Abstract

Receiver operating characteristic curves are a mainstay in binary classification and have seen widespread use from their inception characterizing radar receivers in 1941. Widely used and accepted, the ROC curve is the default option for many application spaces. Building on prior work the Prognostics and Health Management community naturally adopted ROC curves to visualize classifier performance. While the ROC curve is perhaps the best known visualization of binary classifier performance it is not the only game in town. Authors from across various STEM fields have published works extolling various other metrics and visualizations in binary classifier performance evaluation. These include, but are not limited to, the precision recall characteristic curve, area under the curve metrics, bookmaker informedness and markedness.
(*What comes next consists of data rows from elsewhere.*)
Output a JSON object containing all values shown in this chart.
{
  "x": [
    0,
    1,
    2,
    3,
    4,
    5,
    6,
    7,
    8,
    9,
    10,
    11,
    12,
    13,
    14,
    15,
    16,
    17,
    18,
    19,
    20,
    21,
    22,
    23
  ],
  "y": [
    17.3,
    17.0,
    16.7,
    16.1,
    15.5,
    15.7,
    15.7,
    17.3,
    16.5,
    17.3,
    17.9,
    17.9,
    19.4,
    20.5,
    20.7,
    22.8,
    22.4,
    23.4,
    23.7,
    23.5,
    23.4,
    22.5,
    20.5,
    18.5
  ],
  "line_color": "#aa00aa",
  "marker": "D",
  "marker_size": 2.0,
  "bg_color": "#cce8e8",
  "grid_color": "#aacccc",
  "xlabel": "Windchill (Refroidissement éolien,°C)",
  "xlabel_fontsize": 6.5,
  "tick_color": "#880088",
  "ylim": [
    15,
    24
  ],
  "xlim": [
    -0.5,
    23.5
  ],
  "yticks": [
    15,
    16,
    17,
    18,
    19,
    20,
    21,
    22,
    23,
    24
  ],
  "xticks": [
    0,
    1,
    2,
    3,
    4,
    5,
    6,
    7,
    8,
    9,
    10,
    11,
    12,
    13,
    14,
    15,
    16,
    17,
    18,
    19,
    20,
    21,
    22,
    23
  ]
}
This paper will review these visualizations and metrics, provide references for more exhaustive treatments on them, and provide a case study of their use on an imbalanced prognostic health management data-set. Prognostic health management binary classification problems are often highly imbalanced with a low prevalence of positive (faulty) cases compared to negative (nominal/healthy) cases. In the presented data-set, time domain accelerometer data for a series of run-to-failure ball-on-disk scuffing tests provide a case where the vast majority of data, > 94%, is from nominally healthy data instances. A condition indicator algorithm targeting the hypothesized physical system response is validated compared to less informed classifiers. Several characteristic curves are then used to showcase the performance improvement of the physics informed condition indicator.